Soup from left over Vegetables

This makes a gorgeous celery soup. You can replace a large amount of celery with another vegetable. This soup will serve 4 as an entrée. ( appetiser)
5 from 2 votes
Course Soup
Servings 4


  • 250 gm onion diced onion
  • 2 cloves garlic crushed
  • 250 gm potatoes peeled and diced
  • 3 sprigs Thyme chopped
  • 800 gm celery washed and chopped leaves etc are ok
  • 5 gm salt and pepper
  • 1 litre chicken or vegetable stock or broth
  • 60 ml olive oil
  • 1/4 cup Danish feta
  • 1 in chorizo sausage diced or sliced and cuthalf
  • 1/2 cup of cooked barley or farro or pinenuts
  • 2 tablespoons chopped parsley or baby herbs
  • 1 tablespoon olive oil
  • 1/4 cup Danish feta
  • 20 ml olive oil extra


  • Heat a medium pan on the stove.

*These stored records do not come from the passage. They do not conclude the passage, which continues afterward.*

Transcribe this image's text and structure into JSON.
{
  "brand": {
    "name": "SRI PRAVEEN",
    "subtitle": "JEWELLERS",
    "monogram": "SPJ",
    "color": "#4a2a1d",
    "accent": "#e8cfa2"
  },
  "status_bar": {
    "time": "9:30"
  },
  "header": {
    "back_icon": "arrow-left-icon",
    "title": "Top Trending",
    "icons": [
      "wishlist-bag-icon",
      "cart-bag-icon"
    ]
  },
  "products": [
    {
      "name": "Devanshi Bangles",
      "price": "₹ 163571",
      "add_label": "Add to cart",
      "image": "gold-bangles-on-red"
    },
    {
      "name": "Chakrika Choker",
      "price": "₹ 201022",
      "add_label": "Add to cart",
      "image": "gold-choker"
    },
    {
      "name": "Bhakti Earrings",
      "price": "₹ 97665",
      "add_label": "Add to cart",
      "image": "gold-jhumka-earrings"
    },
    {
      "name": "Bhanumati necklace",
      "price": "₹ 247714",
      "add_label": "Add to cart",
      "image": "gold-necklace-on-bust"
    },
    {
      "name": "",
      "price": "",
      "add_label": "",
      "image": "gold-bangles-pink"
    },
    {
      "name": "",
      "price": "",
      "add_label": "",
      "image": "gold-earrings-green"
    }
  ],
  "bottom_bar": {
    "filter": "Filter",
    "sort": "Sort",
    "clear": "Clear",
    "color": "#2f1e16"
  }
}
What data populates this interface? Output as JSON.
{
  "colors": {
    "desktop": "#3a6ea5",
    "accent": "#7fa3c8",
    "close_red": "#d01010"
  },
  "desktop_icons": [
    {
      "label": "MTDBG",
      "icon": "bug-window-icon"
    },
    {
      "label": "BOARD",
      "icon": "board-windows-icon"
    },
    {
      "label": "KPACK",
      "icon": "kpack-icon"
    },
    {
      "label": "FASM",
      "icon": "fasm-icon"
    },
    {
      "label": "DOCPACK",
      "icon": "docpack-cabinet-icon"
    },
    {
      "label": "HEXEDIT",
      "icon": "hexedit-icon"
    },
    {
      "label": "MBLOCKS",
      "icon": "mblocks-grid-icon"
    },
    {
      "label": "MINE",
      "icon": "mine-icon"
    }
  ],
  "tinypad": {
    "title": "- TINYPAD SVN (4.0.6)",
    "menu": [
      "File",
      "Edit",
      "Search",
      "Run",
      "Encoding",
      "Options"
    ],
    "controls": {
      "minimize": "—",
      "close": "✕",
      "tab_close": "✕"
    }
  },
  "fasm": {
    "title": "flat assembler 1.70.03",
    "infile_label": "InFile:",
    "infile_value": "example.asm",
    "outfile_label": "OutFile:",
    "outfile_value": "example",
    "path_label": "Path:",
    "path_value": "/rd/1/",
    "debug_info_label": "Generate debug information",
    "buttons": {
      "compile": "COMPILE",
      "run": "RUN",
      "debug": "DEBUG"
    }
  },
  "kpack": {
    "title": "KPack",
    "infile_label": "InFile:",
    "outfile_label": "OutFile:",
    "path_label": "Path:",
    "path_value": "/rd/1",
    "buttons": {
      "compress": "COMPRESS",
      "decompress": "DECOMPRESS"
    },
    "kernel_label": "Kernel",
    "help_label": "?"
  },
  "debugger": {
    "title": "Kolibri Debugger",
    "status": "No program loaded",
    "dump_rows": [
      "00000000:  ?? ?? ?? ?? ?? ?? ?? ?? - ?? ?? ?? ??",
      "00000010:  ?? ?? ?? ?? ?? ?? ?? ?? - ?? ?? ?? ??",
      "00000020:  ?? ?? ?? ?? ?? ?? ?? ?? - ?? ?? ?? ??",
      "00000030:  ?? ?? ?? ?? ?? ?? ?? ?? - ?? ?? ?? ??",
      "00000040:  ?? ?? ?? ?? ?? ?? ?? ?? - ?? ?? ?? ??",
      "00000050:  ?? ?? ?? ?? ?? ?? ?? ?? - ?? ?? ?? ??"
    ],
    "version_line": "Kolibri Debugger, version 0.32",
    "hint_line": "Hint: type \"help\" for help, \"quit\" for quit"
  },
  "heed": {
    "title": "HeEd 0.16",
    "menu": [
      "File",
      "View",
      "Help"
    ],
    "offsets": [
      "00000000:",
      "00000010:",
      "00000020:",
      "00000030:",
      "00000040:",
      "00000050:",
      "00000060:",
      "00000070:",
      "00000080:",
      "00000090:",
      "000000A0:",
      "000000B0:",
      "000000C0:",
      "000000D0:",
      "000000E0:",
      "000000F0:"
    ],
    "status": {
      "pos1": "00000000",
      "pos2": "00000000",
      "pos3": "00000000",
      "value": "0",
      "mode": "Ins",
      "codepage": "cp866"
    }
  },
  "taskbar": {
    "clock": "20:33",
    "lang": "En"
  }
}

Add 3 tablespoons of olive oil and the onion and garlic and sweat till starting to soften (5-8 minutes)
  • Add the thyme, potatoes and roughly chopped celery. Continue to cook for 5 minutes.
  • Add the stock and simmer on low for about 20 minutes. Add salt and pepper and blend till very smooth ( you could use a hand mixer or processor.)

To make the topping.

  • Heat a non stick fry-pan till very hot. Add the oil and the Chorizo and sauté till the chorizo starts to release oil and get caramelized. Then add the barley ( or nuts) and toss till starting to colour slightly and get crisp. You can mop up some of the chorizo oil in the pan if you like but I think it gives the sprinkly bits lots of flavour. Sprinkle in the parley and stir. Keep warm
  • When you put soup into each of the bowls, sprinkle with the chorizo and barley and then crumble some of the feta and serve.